6. Termination: Specify the conditions under which either party can terminate the contract, as well as any provisions for early termination or breach of contract.

7. Independent Contractor Status: Clearly state that the freelancer is an independent contractor and not an employee, to avoid any potential misclassification issues.

8. Indemnification and Liability: Outline the parties' responsibilities and limitations of liability in case of disputes or legal issues.

9. Governing Law and Jurisdiction: Specify the governing law and jurisdiction in case of any legal disputes arising from the contract.

10. Additional Clauses: Depending on the nature of the project, you may also want to include clauses related to non-solicitation, non-competition, or ownership of materials and equipment.

It’s generally recommended to have a lawyer review and customize the contract to ensure that it accurately reflects the specific terms of your agreement and complies with applicable laws and regulations. Clear communication and a well-drafted contract can help prevent misunderstandings and protect both parties throughout the freelance engagement.

Step 2: Protect copyright on the result of the work

Conclusion of a service contract is a necessary step to protect copyrights. The document should regulate the terms of use of the final product, as well as agree on the transfer of rights to the customer. In addition to a service contract, a non-disclosure agreement (NDA) can also be created and signed to protect confidential information.

It is expected that the freelancer will not post your project in their portfolio for a certain period of time after the work is completed.
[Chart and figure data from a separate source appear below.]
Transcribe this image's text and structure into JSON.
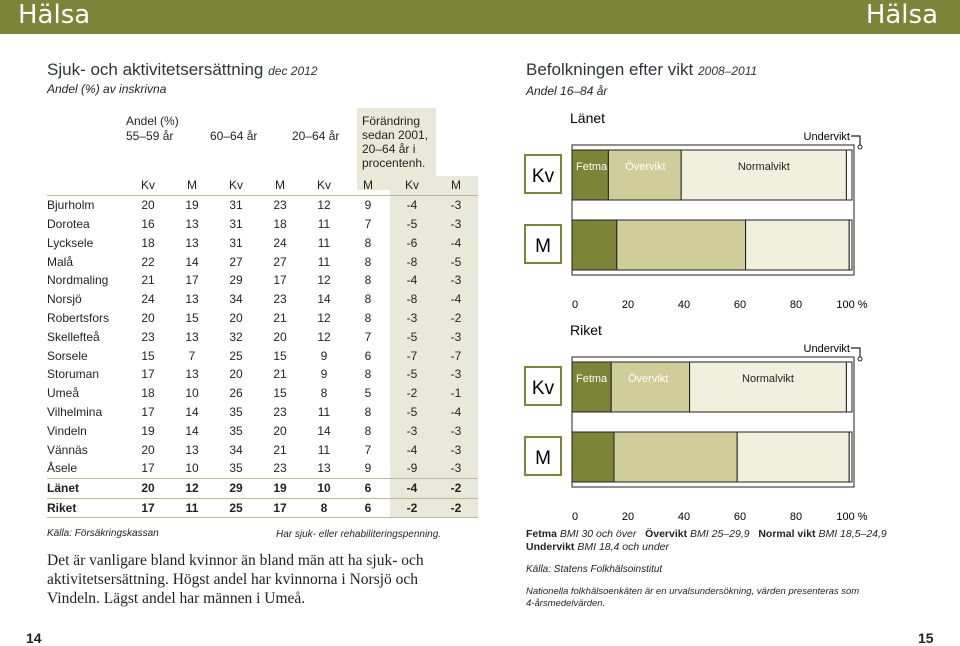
{
  "header": {
    "left_title": "Hälsa",
    "right_title": "Hälsa"
  },
  "left": {
    "title": "Sjuk- och aktivitetsersättning",
    "date": "dec 2012",
    "subtitle": "Andel (%) av inskrivna",
    "table": {
      "andel_label": "Andel (%)",
      "age_groups": [
        "55–59 år",
        "60–64 år",
        "20–64 år"
      ],
      "change_label": [
        "Förändring",
        "sedan 2001,",
        "20–64 år i",
        "procentenh."
      ],
      "sex_labels": [
        "Kv",
        "M",
        "Kv",
        "M",
        "Kv",
        "M",
        "Kv",
        "M"
      ],
      "rows": [
        {
          "name": "Bjurholm",
          "v": [
            "20",
            "19",
            "31",
            "23",
            "12",
            "9",
            "-4",
            "-3"
          ]
        },
        {
          "name": "Dorotea",
          "v": [
            "16",
            "13",
            "31",
            "18",
            "11",
            "7",
            "-5",
            "-3"
          ]
        },
        {
          "name": "Lycksele",
          "v": [
            "18",
            "13",
            "31",
            "24",
            "11",
            "8",
            "-6",
            "-4"
          ]
        },
        {
          "name": "Malå",
          "v": [
            "22",
            "14",
            "27",
            "27",
            "11",
            "8",
            "-8",
            "-5"
          ]
        },
        {
          "name": "Nordmaling",
          "v": [
            "21",
            "17",
            "29",
            "17",
            "12",
            "8",
            "-4",
            "-3"
          ]
        },
        {
          "name": "Norsjö",
          "v": [
            "24",
            "13",
            "34",
            "23",
            "14",
            "8",
            "-8",
            "-4"
          ]
        },
        {
          "name": "Robertsfors",
          "v": [
            "20",
            "15",
            "20",
            "21",
            "12",
            "8",
            "-3",
            "-2"
          ]
        },
        {
          "name": "Skellefteå",
          "v": [
            "23",
            "13",
            "32",
            "20",
            "12",
            "7",
            "-5",
            "-3"
          ]
        },
        {
          "name": "Sorsele",
          "v": [
            "15",
            "7",
            "25",
            "15",
            "9",
            "6",
            "-7",
            "-7"
          ]
        },
        {
          "name": "Storuman",
          "v": [
            "17",
            "13",
            "20",
            "21",
            "9",
            "8",
            "-5",
            "-3"
          ]
        },
        {
          "name": "Umeå",
          "v": [
            "18",
            "10",
            "26",
            "15",
            "8",
            "5",
            "-2",
            "-1"
          ]
        },
        {
          "name": "Vilhelmina",
          "v": [
            "17",
            "14",
            "35",
            "23",
            "11",
            "8",
            "-5",
            "-4"
          ]
        },
        {
          "name": "Vindeln",
          "v": [
            "19",
            "14",
            "35",
            "20",
            "14",
            "8",
            "-3",
            "-3"
          ]
        },
        {
          "name": "Vännäs",
          "v": [
            "20",
            "13",
            "34",
            "21",
            "11",
            "7",
            "-4",
            "-3"
          ]
        },
        {
          "name": "Åsele",
          "v": [
            "17",
            "10",
            "35",
            "23",
            "13",
            "9",
            "-9",
            "-3"
          ]
        }
      ],
      "totals": [
        {
          "name": "Länet",
          "v": [
            "20",
            "12",
            "29",
            "19",
            "10",
            "6",
            "-4",
            "-2"
          ]
        },
        {
          "name": "Riket",
          "v": [
            "17",
            "11",
            "25",
            "17",
            "8",
            "6",
            "-2",
            "-2"
          ]
        }
      ]
    },
    "source": "Källa: Försäkringskassan",
    "note": "Har sjuk- eller rehabiliteringspenning.",
    "body": "Det är vanligare bland kvinnor än bland män att ha sjuk- och aktivitetsersättning. Högst andel har kvinnorna i Norsjö och Vindeln. Lägst andel har männen i Umeå."
  },
  "right": {
    "title": "Befolkningen efter vikt",
    "date": "2008–2011",
    "subtitle": "Andel 16–84 år",
    "chart_data": [
      {
        "type": "bar",
        "orientation": "horizontal-stacked",
        "title": "Länet",
        "categories": [
          "Kv",
          "M"
        ],
        "series": [
          {
            "name": "Fetma",
            "values": [
              13,
              16
            ],
            "color": "#7c8437"
          },
          {
            "name": "Övervikt",
            "values": [
              26,
              46
            ],
            "color": "#cfcd9a"
          },
          {
            "name": "Normalvikt",
            "values": [
              59,
              37
            ],
            "color": "#f1efdd"
          },
          {
            "name": "Undervikt",
            "values": [
              2,
              1
            ],
            "color": "#ffffff"
          }
        ],
        "xlim": [
          0,
          100
        ],
        "x_ticks": [
          "0",
          "20",
          "40",
          "60",
          "80",
          "100 %"
        ]
      },
      {
        "type": "bar",
        "orientation": "horizontal-stacked",
        "title": "Riket",
        "categories": [
          "Kv",
          "M"
        ],
        "series": [
          {
            "name": "Fetma",
            "values": [
              14,
              15
            ],
            "color": "#7c8437"
          },
          {
            "name": "Övervikt",
            "values": [
              28,
              44
            ],
            "color": "#cfcd9a"
          },
          {
            "name": "Normalvikt",
            "values": [
              56,
              40
            ],
            "color": "#f1efdd"
          },
          {
            "name": "Undervikt",
            "values": [
              2,
              1
            ],
            "color": "#ffffff"
          }
        ],
        "xlim": [
          0,
          100
        ],
        "x_ticks": [
          "0",
          "20",
          "40",
          "60",
          "80",
          "100 %"
        ]
      }
    ],
    "legend": [
      {
        "name": "Fetma",
        "def": "BMI 30 och över"
      },
      {
        "name": "Övervikt",
        "def": "BMI 25–29,9"
      },
      {
        "name": "Normal vikt",
        "def": "BMI 18,5–24,9"
      },
      {
        "name": "Undervikt",
        "def": "BMI 18,4 och under"
      }
    ],
    "source": "Källa: Statens Folkhälsoinstitut",
    "footnote": "Nationella folkhälsoenkäten är en urvalsundersökning, värden presenteras som 4-årsmedelvärden."
  },
  "page_numbers": {
    "left": "14",
    "right": "15"
  }
}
For example, if a freelancer did a photo shoot for you, they cannot use those photos without your permission. A freelancer can talk about the project, but is not allowed to sell it on photo stocks, for example.

For large projects, such as computer software, a patent may be required after a service contract and non-disclosure agreement. This process varies from country to country and should be handled by the customer.

Step 3: Use a safe deal

If a freelancer doesn't want to work through an escrow account and demands all the money up front, then it's not a suitable contractor. By using an escrow account, you can significantly reduce the risks of losing money. The money will be sent to the contractor only after you are satisfied with the quality of work.

If you cooperate with the performer directly, then special escrow services are available. Usually customers deposit funds for the project with a small commission equal to 10%.

Liars and dishonest performers have always been in every walk of life. There are standard schemes by which you can figure out an unscrupulous freelancer and avoid unpleasant cooperation before it is too late. Along with these red flags, you need to pay attention to your own gut feeling. If you do not like what the specialist asks and how they behave in chats online, this is a sufficient argument to stop communicating.